Wednesday, April 29th 2026 at 15:00h (CEST) - Room 55.309 (3rd floor) Tanger building (UPF Poblenou) and online
22.04.2026

Imatge inicial -

Title: A Machine Learning Approach to Modelling Piano Performance Difficulty Across Modalities

Supervisor: Dr. Xavier Serra Casals

Jury: Dr. Rafael Ramírez (UPF), Dr. Jorge Calvo (Universitat d'Alacant), Dr. Cynthia Liem (Delft University of Technology)

Abstract:

Assessing the difficulty of performing musical works is a fundamental task in music education. Reliable estimation of difficulty supports teachers and institutions in designing curriculum and exploring large music collections. Automating this process can strengthen pedagogical practice by providing computational tools for curriculum design and for empowering students to explore repertoire suited to their abilities, fostering autonomy and engagement in learning new music pieces. In essence, this thesis addresses the pedagogical and computational dimensions behind a long-standing question in music education: Can I Play It?

This dissertation approaches these challenges from a machine learning perspective, combining data resources, model development, and evaluation methodologies to study piano performance difficulty in a systematic way. Since the availability of high-quality annotated data is a prerequisite for any machine learning task, in this work we curate six datasets that cover symbolic, visual, and audio modalities. These include CIPI (652 works), the PSyllabus dataset (7,901 recordings), the PDF Difficulty datasets (about 7,500 annotated scores) or PianoPairs (around 1.1 million easy-hard aligned score pairs), constituting the largest multimodal resource available for the computational study of piano performance difficulty.
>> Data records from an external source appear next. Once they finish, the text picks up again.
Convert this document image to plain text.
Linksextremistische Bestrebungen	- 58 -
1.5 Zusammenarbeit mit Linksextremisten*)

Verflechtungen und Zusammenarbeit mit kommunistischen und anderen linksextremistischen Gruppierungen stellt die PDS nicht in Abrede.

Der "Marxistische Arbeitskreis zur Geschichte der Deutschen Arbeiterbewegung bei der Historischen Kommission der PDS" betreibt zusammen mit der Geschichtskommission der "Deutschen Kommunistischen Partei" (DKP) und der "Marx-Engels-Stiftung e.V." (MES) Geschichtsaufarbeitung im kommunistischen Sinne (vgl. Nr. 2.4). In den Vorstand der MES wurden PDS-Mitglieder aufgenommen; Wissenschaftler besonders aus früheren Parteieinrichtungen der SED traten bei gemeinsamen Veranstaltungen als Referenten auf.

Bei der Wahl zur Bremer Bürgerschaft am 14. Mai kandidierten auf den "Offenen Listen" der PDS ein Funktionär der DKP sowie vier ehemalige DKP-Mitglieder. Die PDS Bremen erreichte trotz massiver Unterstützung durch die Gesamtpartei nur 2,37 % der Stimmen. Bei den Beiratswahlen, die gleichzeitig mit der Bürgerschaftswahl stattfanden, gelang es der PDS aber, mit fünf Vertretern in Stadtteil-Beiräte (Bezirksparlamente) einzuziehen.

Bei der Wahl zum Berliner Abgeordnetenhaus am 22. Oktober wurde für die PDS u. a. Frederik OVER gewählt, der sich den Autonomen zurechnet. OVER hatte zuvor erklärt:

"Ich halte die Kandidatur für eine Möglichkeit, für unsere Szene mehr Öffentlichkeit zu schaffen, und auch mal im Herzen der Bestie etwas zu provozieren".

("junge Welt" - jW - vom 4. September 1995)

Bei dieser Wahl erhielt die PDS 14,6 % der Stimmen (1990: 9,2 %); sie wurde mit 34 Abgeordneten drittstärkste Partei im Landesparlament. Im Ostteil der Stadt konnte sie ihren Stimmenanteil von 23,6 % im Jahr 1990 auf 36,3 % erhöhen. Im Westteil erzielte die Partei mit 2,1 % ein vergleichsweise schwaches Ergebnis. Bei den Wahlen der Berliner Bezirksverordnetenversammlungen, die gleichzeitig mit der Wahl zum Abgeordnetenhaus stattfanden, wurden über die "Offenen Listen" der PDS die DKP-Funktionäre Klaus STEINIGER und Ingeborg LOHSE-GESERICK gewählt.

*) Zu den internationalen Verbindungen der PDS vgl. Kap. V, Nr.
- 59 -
Building on these data resources, we developed models that predict piano performance difficulty directly from symbolic, visual, and audio data. In the symbolic domain, we investigated three complementary strategies for explainability and interpretability: separating technical, notational, and expressive components of difficulty; analyzing architectural behavior through attention-based interpretability; or designing interpretable models inspired by educational rubrics. These approaches are grounded in education, cognitive and piano performance hypotheses and draw on recent advances in NLP, treating music as structured sequences comparable to language. In the CIPI dataset, our models achieve accuracies between 39.5% and 41.4%, with MSE ranging from 1.1 to 1.7 on a 9-level scale.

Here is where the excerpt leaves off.